Panggilan Haji UAH Bukan Gelar, Ini Maksudnya
Kebiasaan memberikan gelar 'Haji' atau 'Hajjah' kepada seseorang setelah menunaikan ibadah haji merupakan fenomena sosial yang umum terjadi di masyarakat Muslim Indonesia. Gelar ini sering kali diberikan sebagai tanda penghargaan atau sebagai bentuk penghormatan terhadap orang yang telah menunaikan salah satu rukun Islam tersebut.
Bagi sebagian orang, panggilan 'Pak Haji' dianggap sebagai bentuk prestise atau status sosial yang dihargai, sehingga tidak jarang ada yang merasa tersinggung jika tidak dipanggil dengan gelar tersebut setelah kembali dari tanah suci.
Dalam sebuah ceramah, Ustadz Adi Hidayat (UAH) mengklarifikasi makna sebenarnya di balik panggilan 'Haji' atau 'Hajjah'. Menurutnya, panggilan tersebut bukanlah sebuah gelar kehormatan, melainkan sebuah pengingat bagi mereka yang telah menunaikan ibadah haji.
Ia menekankan bahwa panggilan tersebut mengandung pesan moral yang penting. Ketika seseorang dipanggil dengan sebutan 'Haji' atau 'Hajah', sebenarnya mereka diingatkan untuk menjaga kemabruran hajinya. Hal ini menunjukkan bahwa tanggung jawab moral seorang haji sangat besar.
Ustadz Adi Hidayat menjelaskan lebih lanjut bahwa ketika seseorang dipanggil 'Pak Haji Adi', maksudnya adalah agar orang tersebut selalu menjaga kemabruran hajinya. Jadi kalau dipanggil Pak Haji Adi, maksudnya pak, bapak sudah haji, jaga ya, jangan sampai mabrurnya hilang lagi. Begitu juga dengan panggilan untuk perempuan yang telah menunaikan haji. Ibu Hajah Hasanah, misalnya, dipanggil Bu Hajah itu bukan ingin memberikan gelar.
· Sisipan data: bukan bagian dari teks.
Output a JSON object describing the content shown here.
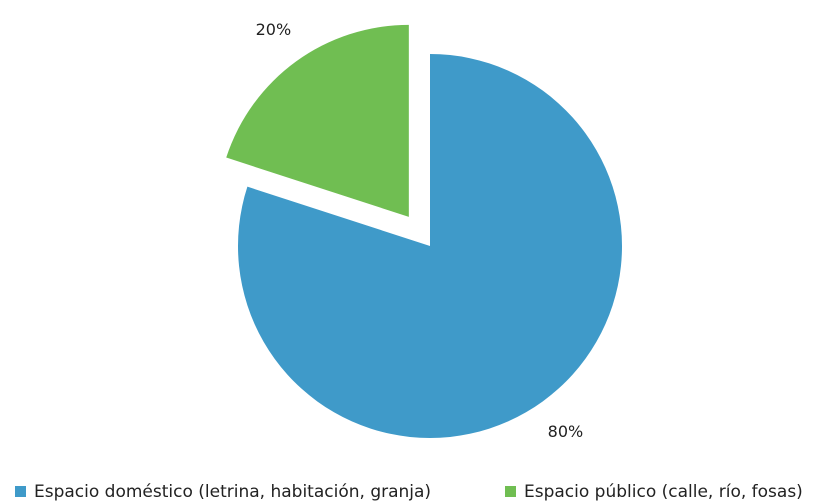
{
  "chart_data": {
    "type": "pie",
    "categories": [
      "Espacio doméstico (letrina, habitación, granja)",
      "Espacio público (calle, río, fosas)"
    ],
    "values": [
      80,
      20
    ],
    "value_labels": [
      "80%",
      "20%"
    ],
    "colors": [
      "#3f9ac9",
      "#70be52"
    ],
    "exploded": [
      false,
      true
    ],
    "legend": "bottom"
  }
}
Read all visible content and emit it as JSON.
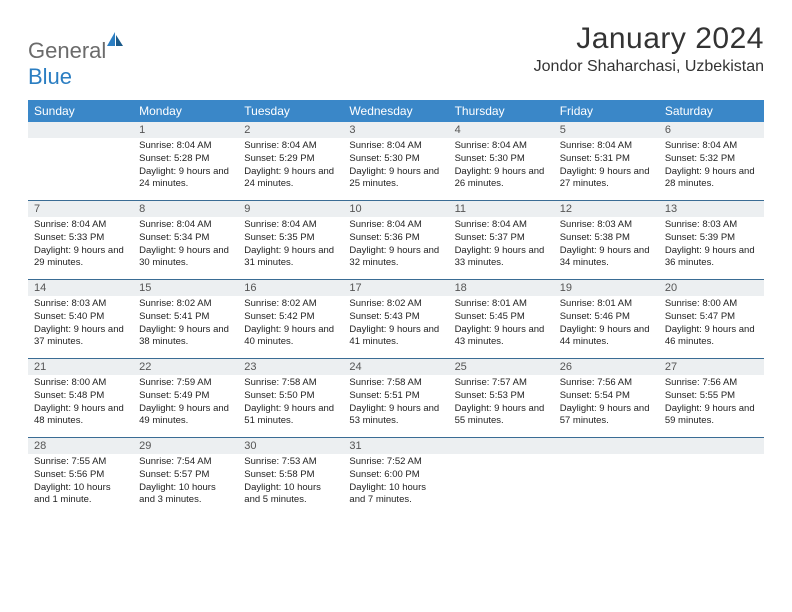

Ibu sudah haji, jangan sampai lelah yang telah didapati, kebaikan yang telah diraih gugur lagi dengan perilaku yang menyimpang yang telah diistighfari ketika haji.
UAH kembali menekankan bahwa makna mendalam dari panggilan 'Haji' dan 'Hajah' adalah untuk memastikan bahwa mereka yang telah menunaikan ibadah haji tidak kembali kepada perilaku buruk yang telah mereka tinggalkan. Lebih jauh, UAH menjelaskan bahwa ibadah haji adalah proses spiritual yang mendalam dan penuh makna. Oleh karena itu, panggilan 'Haji' dan 'Hajah' seharusnya menjadi pengingat terus-menerus akan komitmen mereka untuk menjalani kehidupan yang lebih baik setelah kembali dari Mekkah.
Dalam ceramahnya, UAH juga menyoroti bahwa seringkali masyarakat menganggap panggilan 'Haji' dan 'Hajah' sebagai tanda status sosial. Padahal, yang lebih penting adalah esensi dari panggilan tersebut. Ini bukan soal status, tapi soal tanggung jawab spiritual. Ia juga mengingatkan bahwa setiap Muslim yang telah menunaikan haji harus berusaha menjaga kualitas ibadah dan perilaku sehari-hari mereka. Jangan sampai kebaikan yang telah diraih selama haji hilang begitu saja karena kita kembali ke kebiasaan buruk. UAH mengakhiri ceramahnya dengan pesan yang kuat agar setiap Muslim yang telah berhaji selalu introspeksi dan menjaga kemabruran haji mereka. Semoga setiap panggilan Haji dan Hajah menjadi pengingat bagi kita untuk selalu berbuat baik dan menjaga diri dari perbuatan dosa.